Peter Fleming dari University of Bristol, seorang direktur penelitian di Inggris, mengatakan bahwa pada awalnya para dokter dan orang tua waspada dengan saran baru ini, dan banyak dokter menyarankan agar bayi-bayi itu berbaring miring. Tetapi secara bertahap, ketika ketakutan mereka berkurang dan data yang dikumpulkan mengaitkan sindrom kematian bayi mendadak dengan tidur di perut, hampir semua dokter mulai mendesak orang tua untuk menjaga bayi mereka di punggung mereka. Studi Inggris melacak perubahan ini. Pada awal 1990-an, ketika sebagian besar bayi tidur tengkurap, mereka berbalik dan merangkak ketika buku-buku mengatakan mereka harus melakukannya. Dalam lima tahun terakhir, ketika orang tua secara seragam mulai meletakkan bayi di punggung mereka, semakin banyak bayi tidak berguling atau merangkak sesuai jadwal, dan semakin banyak yang tidak pernah merangkak.
Tetapi, kata Dr. Fleming, bayi-bayi itu normal dengan segala ukuran lainnya. '' Dalam kedokteran, setiap kali Anda memperkenalkan sesuatu yang baru, Anda khawatir itu dapat menyebabkan masalah, '' katanya. Tetapi, tambahnya, itu tidak terjadi. '' Ketika kohort berusia 18 bulan kami melihat lagi tonggak perkembangan dan sama sekali tidak ada perbedaan dalam perkembangan anak-anak ini, '' kata Dr. Fleming.
Selanjutnya, artikel ini menunjukkan bahwa merangkak mungkin telah menjadi tonggak perkembangan umum yang relatif baru, karena meninggalkan seorang anak untuk merangkak di tanah sering kali tidak aman, tidak bersih, atau keduanya.

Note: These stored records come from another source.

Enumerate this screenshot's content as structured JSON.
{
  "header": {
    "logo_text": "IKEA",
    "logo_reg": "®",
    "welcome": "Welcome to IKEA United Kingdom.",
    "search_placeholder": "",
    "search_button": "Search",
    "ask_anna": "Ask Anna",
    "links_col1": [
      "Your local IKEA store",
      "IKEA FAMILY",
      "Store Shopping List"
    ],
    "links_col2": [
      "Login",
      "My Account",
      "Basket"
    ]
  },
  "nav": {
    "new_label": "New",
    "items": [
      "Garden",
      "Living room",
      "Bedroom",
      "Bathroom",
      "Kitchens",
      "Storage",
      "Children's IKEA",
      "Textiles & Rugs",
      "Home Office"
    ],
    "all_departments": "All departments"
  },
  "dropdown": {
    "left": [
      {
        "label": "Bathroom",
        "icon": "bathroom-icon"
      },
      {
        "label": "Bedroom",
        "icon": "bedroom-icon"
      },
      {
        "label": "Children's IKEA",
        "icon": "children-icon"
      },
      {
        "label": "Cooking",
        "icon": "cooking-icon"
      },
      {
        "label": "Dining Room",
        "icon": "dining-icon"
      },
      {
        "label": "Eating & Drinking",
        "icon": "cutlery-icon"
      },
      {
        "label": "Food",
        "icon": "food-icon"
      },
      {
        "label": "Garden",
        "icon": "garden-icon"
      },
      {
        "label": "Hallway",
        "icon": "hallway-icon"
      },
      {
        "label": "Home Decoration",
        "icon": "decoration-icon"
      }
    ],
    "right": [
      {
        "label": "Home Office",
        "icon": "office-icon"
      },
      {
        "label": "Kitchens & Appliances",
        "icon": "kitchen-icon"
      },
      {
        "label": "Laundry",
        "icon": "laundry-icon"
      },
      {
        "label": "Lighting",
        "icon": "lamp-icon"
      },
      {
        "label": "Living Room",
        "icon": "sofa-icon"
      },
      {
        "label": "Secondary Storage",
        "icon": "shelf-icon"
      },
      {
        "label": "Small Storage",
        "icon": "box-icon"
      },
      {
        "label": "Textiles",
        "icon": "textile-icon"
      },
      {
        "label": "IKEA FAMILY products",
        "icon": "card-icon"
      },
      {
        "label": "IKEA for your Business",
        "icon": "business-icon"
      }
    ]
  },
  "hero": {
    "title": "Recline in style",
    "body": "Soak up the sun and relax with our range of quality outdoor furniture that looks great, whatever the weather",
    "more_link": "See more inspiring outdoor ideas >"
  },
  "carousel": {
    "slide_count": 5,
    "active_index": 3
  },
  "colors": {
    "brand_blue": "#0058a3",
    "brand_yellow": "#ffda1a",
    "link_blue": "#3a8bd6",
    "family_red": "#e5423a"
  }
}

Tampaknya ada sedikit atau tidak ada bukti yang mendukung untuk teori bahwa merangkak adalah proses penting untuk bergerak melewati STNR, dan masalah yang dikutip sehubungan dengan keterlambatan retensi STNR tampaknya berkorelasi tanpa kausalitas. Hal ini didukung oleh korelasi yang sama dengan keterlambatan retensi refleks sebelumnya, serta penelitian yang menunjukkan perubahan dalam pencapaian tonggak pencapaian tidak mempengaruhi tonggak pencapaian lainnya.